At any rate, our alternative hypothesis (that the Hebrew wording’s default in the hearer’s mind is as non-specific in terms of the referent’s gender) has support directly from the Hebrew Bible itself. I mean the legal statements that make no sense in their narrative context unless they are read as I suggest. That is, readers are supposed to presume that when grammatically masculine substantives point to a category of persons, they have women in view by default. These include Gen. 23:6-7, 8, 11, 13, 15; Exod. 25:3; 35:5; Jud. 11:30-31; and Jer. 34:14. (As you know, I discussed these instances in both the preface to The Contemporary Torah and in “The Grammar of Social Gender in Biblical Hebrew,”; but I am not sure that you have grasped the implications with regard to the noun ’ish.)

Granted that these are not case laws per se, yet like case laws each one involves a pronouncement with serious consequences and specific conditions for proper fulfillment. Note that Exod. 25:3 employs the noun ’ish.

Now add to this the non-legal instances of ’ish (Gen. 17:13; 2 Sam. 6:19; 1 Chron. 16:3) that clearly show that (unlike zakhar, “male”) it is not an intrinsically male term.

Then what reason is there to justify treating ’ish differently in case laws from everywhere else, and differently from (seemingly) every other masculine noun in the Bible? The weight of biblical grammatical evidence seems to be against such a reading. If logical parsimony is a valued criterion, then my conjecture would seem to stand on more solid ground than yours.



Very interesting conversation. I hope an Assyriologist is listening in, such that the topics touched on here are taken up in that context in relation to law and other genres in Akkadian. Perhaps they have been already.

First of all, I want to emphasize the area of agreement we share, even though perhaps that puts the two of us in a minority position in the field.

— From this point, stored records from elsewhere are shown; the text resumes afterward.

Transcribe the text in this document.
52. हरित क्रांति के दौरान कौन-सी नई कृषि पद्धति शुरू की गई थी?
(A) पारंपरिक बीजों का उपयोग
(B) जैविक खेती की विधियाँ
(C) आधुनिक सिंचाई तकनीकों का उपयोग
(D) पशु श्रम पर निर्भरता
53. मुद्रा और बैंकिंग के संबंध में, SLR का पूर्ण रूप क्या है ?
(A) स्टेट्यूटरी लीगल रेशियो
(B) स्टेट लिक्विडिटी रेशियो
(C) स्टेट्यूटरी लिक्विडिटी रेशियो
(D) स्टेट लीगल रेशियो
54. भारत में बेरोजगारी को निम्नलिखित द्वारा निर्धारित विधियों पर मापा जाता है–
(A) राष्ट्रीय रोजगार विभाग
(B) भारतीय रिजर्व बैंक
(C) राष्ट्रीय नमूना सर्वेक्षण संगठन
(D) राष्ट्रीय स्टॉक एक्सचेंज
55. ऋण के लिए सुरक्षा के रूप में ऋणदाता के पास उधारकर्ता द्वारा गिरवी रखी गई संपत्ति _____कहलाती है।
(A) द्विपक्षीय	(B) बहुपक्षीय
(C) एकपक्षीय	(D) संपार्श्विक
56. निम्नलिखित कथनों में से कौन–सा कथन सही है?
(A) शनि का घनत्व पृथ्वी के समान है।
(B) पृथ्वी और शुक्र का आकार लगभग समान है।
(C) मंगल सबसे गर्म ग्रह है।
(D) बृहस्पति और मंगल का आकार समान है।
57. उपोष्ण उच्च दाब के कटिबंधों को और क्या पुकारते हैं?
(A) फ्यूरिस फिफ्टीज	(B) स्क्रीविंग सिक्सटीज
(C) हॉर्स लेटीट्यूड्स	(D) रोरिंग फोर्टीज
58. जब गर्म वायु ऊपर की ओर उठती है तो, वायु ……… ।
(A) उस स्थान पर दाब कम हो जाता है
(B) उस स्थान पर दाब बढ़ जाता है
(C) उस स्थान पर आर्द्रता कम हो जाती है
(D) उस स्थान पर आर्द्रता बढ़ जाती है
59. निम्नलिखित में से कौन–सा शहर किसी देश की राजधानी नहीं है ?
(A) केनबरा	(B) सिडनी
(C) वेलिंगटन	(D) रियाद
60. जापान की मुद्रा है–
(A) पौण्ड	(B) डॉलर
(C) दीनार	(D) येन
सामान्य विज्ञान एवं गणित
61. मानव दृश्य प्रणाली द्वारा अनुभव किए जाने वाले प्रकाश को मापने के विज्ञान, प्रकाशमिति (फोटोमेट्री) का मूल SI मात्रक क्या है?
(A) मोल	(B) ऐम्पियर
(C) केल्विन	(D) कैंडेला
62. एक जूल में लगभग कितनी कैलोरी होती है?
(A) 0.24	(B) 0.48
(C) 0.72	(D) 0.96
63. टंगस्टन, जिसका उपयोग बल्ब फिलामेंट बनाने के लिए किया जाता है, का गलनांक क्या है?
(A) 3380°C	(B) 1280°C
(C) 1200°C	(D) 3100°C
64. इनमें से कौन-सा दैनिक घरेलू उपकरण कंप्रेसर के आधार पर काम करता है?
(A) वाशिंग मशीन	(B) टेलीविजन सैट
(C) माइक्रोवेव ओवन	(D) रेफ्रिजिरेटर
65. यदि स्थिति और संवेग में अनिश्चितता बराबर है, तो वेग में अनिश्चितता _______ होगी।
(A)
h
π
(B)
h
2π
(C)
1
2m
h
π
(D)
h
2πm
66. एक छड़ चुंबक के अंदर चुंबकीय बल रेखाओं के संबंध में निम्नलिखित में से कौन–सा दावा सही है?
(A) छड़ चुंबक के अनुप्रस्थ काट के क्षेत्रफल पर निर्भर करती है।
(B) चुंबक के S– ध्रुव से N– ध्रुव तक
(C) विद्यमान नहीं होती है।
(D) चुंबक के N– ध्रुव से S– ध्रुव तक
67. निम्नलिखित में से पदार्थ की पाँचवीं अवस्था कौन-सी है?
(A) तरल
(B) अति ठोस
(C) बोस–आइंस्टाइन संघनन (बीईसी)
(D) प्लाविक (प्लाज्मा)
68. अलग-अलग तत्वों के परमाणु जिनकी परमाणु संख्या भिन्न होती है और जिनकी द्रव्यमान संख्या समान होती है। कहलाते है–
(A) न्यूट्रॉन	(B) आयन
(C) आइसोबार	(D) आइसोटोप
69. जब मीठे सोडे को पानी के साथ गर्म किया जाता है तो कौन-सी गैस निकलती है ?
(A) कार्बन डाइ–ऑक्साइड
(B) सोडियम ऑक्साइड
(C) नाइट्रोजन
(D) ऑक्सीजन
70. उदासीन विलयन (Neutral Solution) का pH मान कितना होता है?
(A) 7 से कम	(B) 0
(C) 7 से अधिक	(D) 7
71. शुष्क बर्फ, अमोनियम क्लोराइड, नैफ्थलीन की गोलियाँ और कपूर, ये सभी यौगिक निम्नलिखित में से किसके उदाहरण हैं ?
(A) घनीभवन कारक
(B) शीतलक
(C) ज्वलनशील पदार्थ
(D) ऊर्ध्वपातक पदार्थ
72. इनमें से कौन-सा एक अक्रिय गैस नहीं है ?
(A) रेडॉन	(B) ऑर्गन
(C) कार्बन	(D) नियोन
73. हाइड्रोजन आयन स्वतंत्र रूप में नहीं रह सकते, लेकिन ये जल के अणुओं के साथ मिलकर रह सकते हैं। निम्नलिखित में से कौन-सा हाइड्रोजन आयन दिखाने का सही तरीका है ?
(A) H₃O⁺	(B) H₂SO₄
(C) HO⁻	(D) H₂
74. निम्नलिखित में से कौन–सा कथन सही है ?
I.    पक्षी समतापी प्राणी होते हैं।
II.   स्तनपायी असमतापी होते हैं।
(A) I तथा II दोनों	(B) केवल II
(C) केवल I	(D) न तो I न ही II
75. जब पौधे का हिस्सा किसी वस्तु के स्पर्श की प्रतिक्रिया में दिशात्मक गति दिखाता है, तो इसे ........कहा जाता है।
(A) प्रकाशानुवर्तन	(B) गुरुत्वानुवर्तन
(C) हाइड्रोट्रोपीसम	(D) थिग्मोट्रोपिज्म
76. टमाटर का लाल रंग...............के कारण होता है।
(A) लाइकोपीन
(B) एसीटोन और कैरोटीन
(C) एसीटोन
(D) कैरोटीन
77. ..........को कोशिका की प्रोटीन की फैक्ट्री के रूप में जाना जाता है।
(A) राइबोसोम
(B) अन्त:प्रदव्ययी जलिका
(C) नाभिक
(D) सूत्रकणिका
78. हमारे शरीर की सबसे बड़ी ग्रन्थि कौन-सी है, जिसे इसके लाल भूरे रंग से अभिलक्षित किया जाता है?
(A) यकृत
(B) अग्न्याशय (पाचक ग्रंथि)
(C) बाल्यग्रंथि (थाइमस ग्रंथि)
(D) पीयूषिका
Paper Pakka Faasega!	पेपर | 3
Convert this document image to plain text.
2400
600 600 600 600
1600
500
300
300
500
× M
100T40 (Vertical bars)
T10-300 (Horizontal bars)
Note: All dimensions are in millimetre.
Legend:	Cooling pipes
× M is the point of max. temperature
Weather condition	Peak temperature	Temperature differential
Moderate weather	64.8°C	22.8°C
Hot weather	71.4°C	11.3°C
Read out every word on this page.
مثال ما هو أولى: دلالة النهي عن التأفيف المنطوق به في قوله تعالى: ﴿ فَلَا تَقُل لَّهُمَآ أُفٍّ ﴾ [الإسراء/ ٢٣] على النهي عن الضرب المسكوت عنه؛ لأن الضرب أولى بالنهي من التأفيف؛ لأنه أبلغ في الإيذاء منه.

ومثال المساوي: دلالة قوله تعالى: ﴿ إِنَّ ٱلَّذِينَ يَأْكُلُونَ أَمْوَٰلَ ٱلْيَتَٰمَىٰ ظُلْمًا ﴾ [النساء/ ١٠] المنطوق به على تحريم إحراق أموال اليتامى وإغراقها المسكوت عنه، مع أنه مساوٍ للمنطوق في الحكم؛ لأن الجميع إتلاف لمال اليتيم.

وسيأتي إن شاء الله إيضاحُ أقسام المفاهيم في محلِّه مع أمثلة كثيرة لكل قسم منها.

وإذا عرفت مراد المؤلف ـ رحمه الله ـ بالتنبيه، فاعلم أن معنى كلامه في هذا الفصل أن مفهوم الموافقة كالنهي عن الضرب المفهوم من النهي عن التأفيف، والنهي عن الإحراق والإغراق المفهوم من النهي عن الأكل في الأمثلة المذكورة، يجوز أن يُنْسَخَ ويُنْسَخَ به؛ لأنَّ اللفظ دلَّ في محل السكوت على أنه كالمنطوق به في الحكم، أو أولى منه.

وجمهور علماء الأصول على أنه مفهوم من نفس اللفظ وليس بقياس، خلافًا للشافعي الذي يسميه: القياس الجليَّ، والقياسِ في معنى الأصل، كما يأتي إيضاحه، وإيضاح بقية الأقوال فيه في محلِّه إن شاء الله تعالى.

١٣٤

In particular, we agree that when the diction of a text pulls very strongly in the direction of a foregrounding of particular (male-gendered, and often further specified) possibility, it is still the case that the foregrounding did not - at least, this is my hypothesis and yours - establish an absolute limit, such that an *analogical reading* that applied the text to oneself even if one did not fit the category foregrounded, was a reading compatible with shared genre conventions.

Examples of foregrounded addressees: the paterfamilias in the Ten Words viewed as a unit; the male son addressed in Proverbs 1 and following.

I think you show the viability of analogical readings by pointing out examples in which the focus is widened without warning in specific instances. The analogical reading the text by convention allows remains below the surface most of the time, but nonetheless comes to the surface here and there in relatively random fashion.

I do struggle a bit with the notion of ish as an intrinsically gender-neutral term. For example, if I ask myself, are ish and isha intrinsically gendered terms, my answer is: yes. That is, abstracted from any context beyond an ish-isha collocation, the terms are intrinsically gendered.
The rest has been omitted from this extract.